Wall Street declined, while US Treasuries and gold rose, after reports that a Malaysian passenger jet with 295 people on board had been shot down over Ukraine.
Ukraine said pro-Russian rebels shot down the plane, while separatists denied the claims. The crash comes just as the US and the European imposed fresh, and their toughest yet, sanctions on Russia for stoking unrest in eastern Ukraine.
In late afternoon trading in New York, the Dow Jones Industrial Average dropped 0.51 percent, the Standard & Poor's 500 index slid 0.65 percent, while the Nasdaq Composite Index retreated 0.88 percent.
Earlier in the day, the Dow set an intraday record high of 17,151.56.
US Treasuries rose, pushing yields on the 10-year benchmark note five basis points lower to 2.47 percent, as investors sought the perceived safety of fixed-income securities.
Gold, another typical safe-haven investment, also advanced. Gold futures for August delivery rose 1.3 percent to settle at US$1,316.90 an ounce on the Comex in New York.
"The market is really acute to geopolitical risk," Todd Lowenstein, a fund manager at Highmark Capital Management in Los Angeles, told Bloomberg News. "Given where valuations are and the move lately amid all the M&A activity, when you have some geopolitical shocks, people will look for a reason to sell."
Declines in shares of Intel and Caterpillar, down 2.2 percent and 1.6 percent respectively, led the drop in the Dow. Bucking the trend were shares of UnitedHealth, up 2.6 percent as well as those of Microsoft, up 1.5 percent.
Microsoft said it will slash up to 18,000 jobs as part of a restructuring of the tech giant. The cuts represent about 14 percent of its workforce and most of the jobs to be eliminated were employees inherited in Microsoft's acquisition of Finnish phone maker Nokia.

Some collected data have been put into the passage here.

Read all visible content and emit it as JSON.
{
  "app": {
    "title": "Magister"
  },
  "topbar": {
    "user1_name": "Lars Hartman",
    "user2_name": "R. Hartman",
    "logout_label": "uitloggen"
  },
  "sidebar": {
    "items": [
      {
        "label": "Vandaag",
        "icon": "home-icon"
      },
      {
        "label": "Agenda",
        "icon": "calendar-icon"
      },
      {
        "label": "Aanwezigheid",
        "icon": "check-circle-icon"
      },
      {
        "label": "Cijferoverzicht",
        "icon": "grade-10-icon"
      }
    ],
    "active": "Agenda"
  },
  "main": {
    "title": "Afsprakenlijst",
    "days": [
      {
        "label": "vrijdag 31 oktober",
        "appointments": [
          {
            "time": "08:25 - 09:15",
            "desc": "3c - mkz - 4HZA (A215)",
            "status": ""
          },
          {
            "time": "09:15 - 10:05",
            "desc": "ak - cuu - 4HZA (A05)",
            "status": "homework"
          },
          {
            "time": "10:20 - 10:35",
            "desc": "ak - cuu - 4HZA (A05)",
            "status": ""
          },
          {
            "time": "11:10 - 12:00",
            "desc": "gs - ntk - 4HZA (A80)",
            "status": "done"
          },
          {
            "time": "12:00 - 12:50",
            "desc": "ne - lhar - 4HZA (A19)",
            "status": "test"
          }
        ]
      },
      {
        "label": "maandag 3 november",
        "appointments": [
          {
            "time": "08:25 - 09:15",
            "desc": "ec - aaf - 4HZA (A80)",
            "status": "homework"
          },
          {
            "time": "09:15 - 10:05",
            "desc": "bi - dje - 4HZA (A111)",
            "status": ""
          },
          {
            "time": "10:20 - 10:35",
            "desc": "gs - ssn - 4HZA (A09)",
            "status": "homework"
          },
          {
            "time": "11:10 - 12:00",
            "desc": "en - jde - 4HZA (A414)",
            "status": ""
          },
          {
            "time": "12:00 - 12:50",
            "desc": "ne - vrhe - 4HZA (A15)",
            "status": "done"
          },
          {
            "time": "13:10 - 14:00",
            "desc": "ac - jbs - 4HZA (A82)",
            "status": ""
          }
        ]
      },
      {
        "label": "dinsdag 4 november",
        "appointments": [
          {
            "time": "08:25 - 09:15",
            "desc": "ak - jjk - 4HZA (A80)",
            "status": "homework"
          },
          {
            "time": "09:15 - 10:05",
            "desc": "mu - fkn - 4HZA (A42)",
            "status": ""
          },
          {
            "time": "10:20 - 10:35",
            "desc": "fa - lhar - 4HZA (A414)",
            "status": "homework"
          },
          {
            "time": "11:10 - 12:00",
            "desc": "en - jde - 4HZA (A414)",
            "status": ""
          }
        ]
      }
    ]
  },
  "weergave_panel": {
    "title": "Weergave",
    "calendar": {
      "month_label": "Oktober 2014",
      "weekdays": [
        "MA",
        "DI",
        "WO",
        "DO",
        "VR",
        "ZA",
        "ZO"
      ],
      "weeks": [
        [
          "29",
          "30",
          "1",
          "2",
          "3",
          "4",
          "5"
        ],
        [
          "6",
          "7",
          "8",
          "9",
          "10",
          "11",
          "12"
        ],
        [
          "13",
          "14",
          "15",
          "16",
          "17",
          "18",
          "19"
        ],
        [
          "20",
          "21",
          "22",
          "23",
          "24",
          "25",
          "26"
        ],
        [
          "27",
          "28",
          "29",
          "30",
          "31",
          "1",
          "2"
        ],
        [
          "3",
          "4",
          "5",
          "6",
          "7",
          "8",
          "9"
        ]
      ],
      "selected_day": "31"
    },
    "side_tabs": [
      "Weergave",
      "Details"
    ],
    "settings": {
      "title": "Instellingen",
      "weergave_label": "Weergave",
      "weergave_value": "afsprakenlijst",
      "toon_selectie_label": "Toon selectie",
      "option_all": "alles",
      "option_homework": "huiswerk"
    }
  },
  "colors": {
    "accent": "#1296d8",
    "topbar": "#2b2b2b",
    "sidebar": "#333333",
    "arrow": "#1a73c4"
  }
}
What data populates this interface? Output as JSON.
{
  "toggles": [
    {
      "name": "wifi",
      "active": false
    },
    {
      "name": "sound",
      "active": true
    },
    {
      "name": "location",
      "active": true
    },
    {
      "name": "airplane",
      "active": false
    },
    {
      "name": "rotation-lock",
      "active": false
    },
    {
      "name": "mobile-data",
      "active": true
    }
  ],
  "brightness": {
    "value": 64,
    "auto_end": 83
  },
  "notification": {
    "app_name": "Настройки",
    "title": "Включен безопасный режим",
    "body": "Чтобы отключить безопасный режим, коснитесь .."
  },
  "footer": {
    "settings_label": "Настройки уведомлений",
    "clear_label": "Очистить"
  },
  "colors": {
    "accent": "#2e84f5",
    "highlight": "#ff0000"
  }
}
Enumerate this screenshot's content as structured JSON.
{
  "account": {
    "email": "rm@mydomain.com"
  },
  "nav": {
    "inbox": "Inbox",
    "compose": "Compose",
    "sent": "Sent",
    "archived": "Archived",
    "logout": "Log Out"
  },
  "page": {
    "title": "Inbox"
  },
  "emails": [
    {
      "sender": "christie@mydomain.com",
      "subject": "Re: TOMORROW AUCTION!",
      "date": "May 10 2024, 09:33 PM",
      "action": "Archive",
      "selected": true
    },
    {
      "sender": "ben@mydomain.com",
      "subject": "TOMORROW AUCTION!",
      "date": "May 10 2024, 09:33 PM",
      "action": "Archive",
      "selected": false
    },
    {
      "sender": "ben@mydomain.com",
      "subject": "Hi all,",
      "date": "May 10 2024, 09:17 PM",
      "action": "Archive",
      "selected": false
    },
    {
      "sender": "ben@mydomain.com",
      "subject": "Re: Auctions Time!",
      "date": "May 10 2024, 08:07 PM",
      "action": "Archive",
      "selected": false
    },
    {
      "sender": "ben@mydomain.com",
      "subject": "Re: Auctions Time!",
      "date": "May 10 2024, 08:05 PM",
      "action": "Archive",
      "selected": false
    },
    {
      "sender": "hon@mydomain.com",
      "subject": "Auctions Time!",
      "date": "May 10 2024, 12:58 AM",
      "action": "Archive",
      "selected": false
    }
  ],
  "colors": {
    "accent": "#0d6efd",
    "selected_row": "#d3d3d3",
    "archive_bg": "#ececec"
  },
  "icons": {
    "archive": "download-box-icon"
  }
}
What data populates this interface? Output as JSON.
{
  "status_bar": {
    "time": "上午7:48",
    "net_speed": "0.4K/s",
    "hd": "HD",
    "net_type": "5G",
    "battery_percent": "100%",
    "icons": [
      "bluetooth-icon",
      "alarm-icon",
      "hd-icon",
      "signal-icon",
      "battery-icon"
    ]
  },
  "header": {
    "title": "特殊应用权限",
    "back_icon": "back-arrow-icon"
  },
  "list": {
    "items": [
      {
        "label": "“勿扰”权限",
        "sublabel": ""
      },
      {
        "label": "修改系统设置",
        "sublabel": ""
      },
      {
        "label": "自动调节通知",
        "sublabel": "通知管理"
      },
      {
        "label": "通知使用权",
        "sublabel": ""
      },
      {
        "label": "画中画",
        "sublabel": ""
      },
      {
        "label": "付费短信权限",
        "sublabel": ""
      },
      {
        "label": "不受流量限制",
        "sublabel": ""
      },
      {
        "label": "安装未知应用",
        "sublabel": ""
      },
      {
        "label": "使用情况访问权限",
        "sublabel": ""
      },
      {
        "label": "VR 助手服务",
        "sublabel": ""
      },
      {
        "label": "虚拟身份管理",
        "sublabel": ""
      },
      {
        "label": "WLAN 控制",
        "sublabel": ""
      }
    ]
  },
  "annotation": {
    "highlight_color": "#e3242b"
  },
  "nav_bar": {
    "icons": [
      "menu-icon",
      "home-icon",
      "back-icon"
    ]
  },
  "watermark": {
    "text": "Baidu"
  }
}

In Europe, the Stoxx 600 Index shed 0.9 percent from the previous close. The UK's FTSE 100 Index dropped 0.7 percent, Germany's DAX fell 1.1 percent, while France's CAC 40 declined 1.2 percent.
The latest US economic data were mixed. Jobless claims unexpectedly dropped by 3,000 to 302,000 in the week ended July 12, while the Philadelphia Federal Reserve Bank's business activity index rose to 23.9 in July, the highest level in more than three years.
Even so, housing starts posted a surprise drop, sliding 9.3 percent to an 893,000 annualised rate in June, down from a 985,000 rate in May.
Analysts pointed to the good news.
"We should focus on jobless claims data," Joel Naroff, chief economist at Naroff Economic Advisers in Holland, Pennsylvania, told Reuters. "The labour market is tightening, firms are not cutting workers and people are finding jobs."
In a speech to a business group in Kentucky, St Louis Fed chief James Bullard said inflation in the US "seems to be rising again", adding to his forecast that interest rates may need to rise sooner than the central bank currently is thinking.
"If macroeconomic conditions continue to improve at the current pace, the normalisation process may need to begin sooner rather than later," he said in his prepared remarks. "The objective is to execute policy normalisation over the next few years without creating excessive inflation or substantial financial stability risks."